L’incapacité est la situation dans laquelle se trouve une personne dont les capacités juridiques, soit en raison de son jeune âge, soit en raison de la défaillance de ses facultés mentales, sont nulles ou limitées et qui, pour ce motif, se trouve placée sous un régime légal de protection. Il s’agit là d’une incapacité de nature à empêcher la personne de jouir de ses biens ou de ses droits pour des raisons physiologiques ou juridiques.

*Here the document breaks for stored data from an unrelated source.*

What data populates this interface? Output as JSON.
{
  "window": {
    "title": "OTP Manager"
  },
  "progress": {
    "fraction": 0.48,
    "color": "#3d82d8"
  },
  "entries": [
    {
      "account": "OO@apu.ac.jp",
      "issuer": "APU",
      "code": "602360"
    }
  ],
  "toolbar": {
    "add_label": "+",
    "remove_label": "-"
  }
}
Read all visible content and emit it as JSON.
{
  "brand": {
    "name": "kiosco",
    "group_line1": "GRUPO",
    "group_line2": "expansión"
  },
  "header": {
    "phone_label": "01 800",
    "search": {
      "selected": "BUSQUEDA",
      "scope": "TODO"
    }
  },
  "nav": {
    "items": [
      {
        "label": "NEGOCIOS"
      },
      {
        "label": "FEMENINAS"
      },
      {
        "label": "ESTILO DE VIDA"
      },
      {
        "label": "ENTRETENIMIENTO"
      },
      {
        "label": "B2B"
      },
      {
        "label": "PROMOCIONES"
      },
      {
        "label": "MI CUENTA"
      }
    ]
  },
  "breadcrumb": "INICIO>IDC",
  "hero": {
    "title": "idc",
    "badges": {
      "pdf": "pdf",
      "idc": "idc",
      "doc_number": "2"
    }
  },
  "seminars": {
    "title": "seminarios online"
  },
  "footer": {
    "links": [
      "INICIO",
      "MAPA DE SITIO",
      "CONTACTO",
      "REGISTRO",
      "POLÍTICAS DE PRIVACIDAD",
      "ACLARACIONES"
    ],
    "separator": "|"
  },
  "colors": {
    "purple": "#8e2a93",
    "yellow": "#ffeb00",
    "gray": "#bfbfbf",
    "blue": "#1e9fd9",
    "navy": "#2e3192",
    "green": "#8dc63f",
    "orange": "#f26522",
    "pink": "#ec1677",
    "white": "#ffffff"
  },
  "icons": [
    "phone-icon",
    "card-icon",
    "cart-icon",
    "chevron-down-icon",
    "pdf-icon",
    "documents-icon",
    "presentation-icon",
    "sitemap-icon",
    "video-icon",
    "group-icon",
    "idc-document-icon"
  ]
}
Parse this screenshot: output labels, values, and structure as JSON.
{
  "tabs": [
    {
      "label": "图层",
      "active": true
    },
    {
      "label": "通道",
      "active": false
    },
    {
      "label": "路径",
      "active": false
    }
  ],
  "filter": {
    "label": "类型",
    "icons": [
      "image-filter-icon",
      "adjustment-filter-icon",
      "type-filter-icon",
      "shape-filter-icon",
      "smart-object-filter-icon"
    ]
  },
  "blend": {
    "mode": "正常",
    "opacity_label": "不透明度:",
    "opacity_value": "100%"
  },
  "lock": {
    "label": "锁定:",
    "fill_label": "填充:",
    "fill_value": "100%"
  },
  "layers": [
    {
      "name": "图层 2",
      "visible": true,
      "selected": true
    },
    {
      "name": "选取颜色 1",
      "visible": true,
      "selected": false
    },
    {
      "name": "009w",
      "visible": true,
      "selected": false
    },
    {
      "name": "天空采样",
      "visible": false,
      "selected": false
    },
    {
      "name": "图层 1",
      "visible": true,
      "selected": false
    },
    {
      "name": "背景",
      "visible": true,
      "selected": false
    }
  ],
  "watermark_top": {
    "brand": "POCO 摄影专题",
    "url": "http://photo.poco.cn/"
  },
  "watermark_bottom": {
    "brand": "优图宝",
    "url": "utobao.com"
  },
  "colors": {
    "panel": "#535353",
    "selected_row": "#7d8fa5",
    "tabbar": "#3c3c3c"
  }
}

Peut être concernée, tout d’abord, une personne placée sous sauvegarde de justice. La sauvegarde de justice est destinée aux personnes dont les facultés sont altérées temporairement ou les personnes qui sont en instance de placement sous tutelle ou sous curatelle. La personne reste capable et peut continuer à gérer ses biens ou passer tout acte juridique nécessaire à la vie de tous les jours. Par conséquent ce régime ne fera l’objet d’aucune étude lors de ce mémoire.
A l’opposé, il peut s’agir d’une personne placée sous tutelle. La tutelle est le régime de protection le plus fort. Elle est réservée aux personnes dont les facultés intellectuelles sont gravement et durablement atteintes, aux personnes qui présentent un handicap physique qui les empêche d’exprimer leur volonté ainsi qu’aux mineurs qui ne sont pas sous l’administration légale de leurs parents. La personne placée sous tutelle est strictement incapable et a besoin d’être représentée de manière continue dans tous les actes de la vie civile : vente, emprunt, souscription d’un contrat…

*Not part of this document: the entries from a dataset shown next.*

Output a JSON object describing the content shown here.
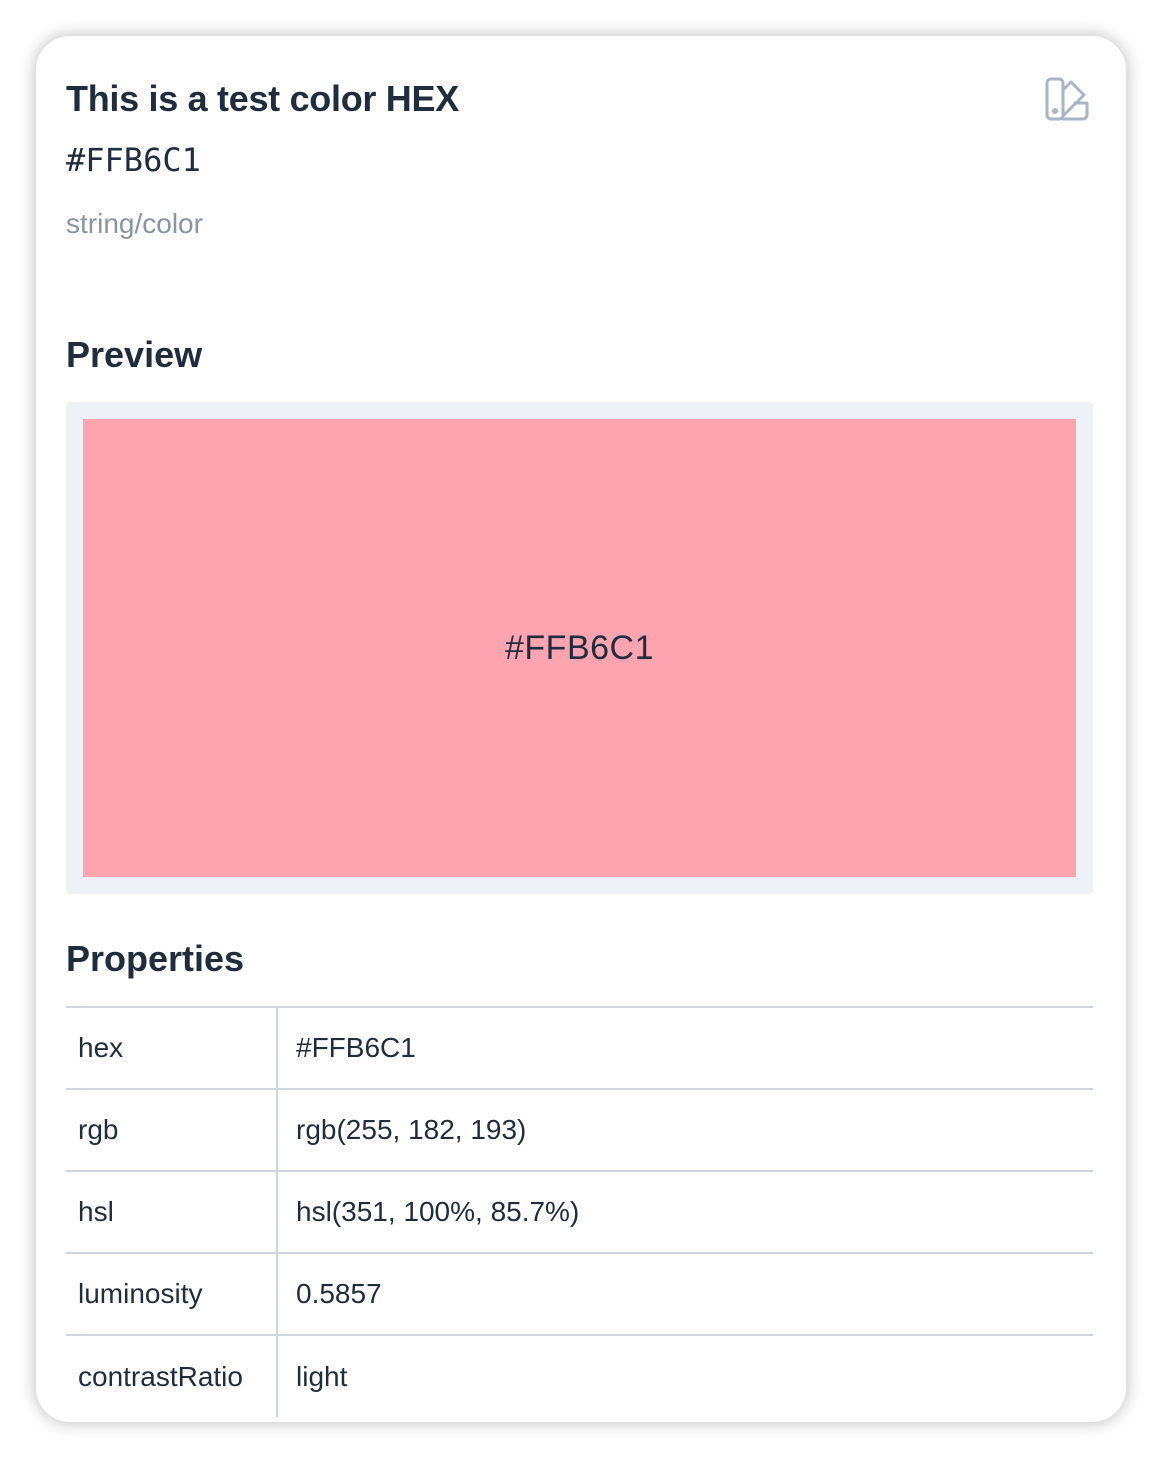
{
  "token": {
    "title": "This is a test color HEX",
    "value": "#FFB6C1",
    "type": "string/color",
    "icon": "color-swatch-icon"
  },
  "preview": {
    "heading": "Preview",
    "label": "#FFB6C1",
    "swatch_color": "#FDA4B0"
  },
  "properties": {
    "heading": "Properties",
    "rows": [
      {
        "key": "hex",
        "value": "#FFB6C1"
      },
      {
        "key": "rgb",
        "value": "rgb(255, 182, 193)"
      },
      {
        "key": "hsl",
        "value": "hsl(351, 100%, 85.7%)"
      },
      {
        "key": "luminosity",
        "value": "0.5857"
      },
      {
        "key": "contrastRatio",
        "value": "light"
      }
    ]
  },
  "colors": {
    "text": "#1f2d3d",
    "muted": "#8a95a3",
    "frame": "#eef2f6",
    "border": "#cfd6de",
    "icon": "#a9b6c6"
  }
}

Le régime de curatelle, ensuite, constitue une mesure de protection intermédiaire. La curatelle est ainsi destinée aux personnes dont les facultés mentales sont altérées (de manière moindre en comparaison des personnes placées sous tutelle) ou qui par la suite d’une maladie ou de l’âge avancé, ne disposent plus d’une autonomie suffisante pour gérer leurs biens ou leur personne. Il s’agit ici d’une incapacité qui n’est que partielle. Cependant, ces personnes nécessitent l’assistance d’un curateur pour les actes qui seront listés par le juge. Pour les autres, il pourra agir seul.
Le mineur est également considéré comme étant incapable. Le mineur doit s’entendre ici comme le mineur non émancipé, frappé d’une incapacité d’exercice totale. Le mineur est donc placé sous l’autorité parentale conjointe de ses deux parents ou sous l’autorité parentale d’un seul d’entre eux (divorce et autorité parentale confiée à un seul parent, mort d’un parent ou enfant naturel reconnu que par un seul des parents) ou encore, à défaut, sous l’autorité d’un tuteur dont les actes sont contrôlés par un conseil de famille. Le mineur émancipé, quant à lui, ne fera l’objet d’aucune étude en ce que l’émancipation lui confère une pleine capacité juridique. Il pourra ainsi souscrire librement et directement un contrat d’assurance vie.

Au vu de ce développement introductif, il convient de s’interroger sur le mode de combinaison des règles applicables à l’assurance vie avec le droit des incapacités régissant les personnes précitées.

L’incapacité constitue t-elle un obstacle au recours à l’assurance vie ?

Dans le but de répondre à cette problématique, nous étudierons, dans un premier temps, l’hypothèse dans laquelle la personne incapable est souscripteur ou assuré dans le cadre d’une assurance vie (Titre I).
Nous envisagerons dans un second temps, l’hypothèse dans laquelle l’incapable est le bénéficiaire du contrat d’assurance vie (Titre II).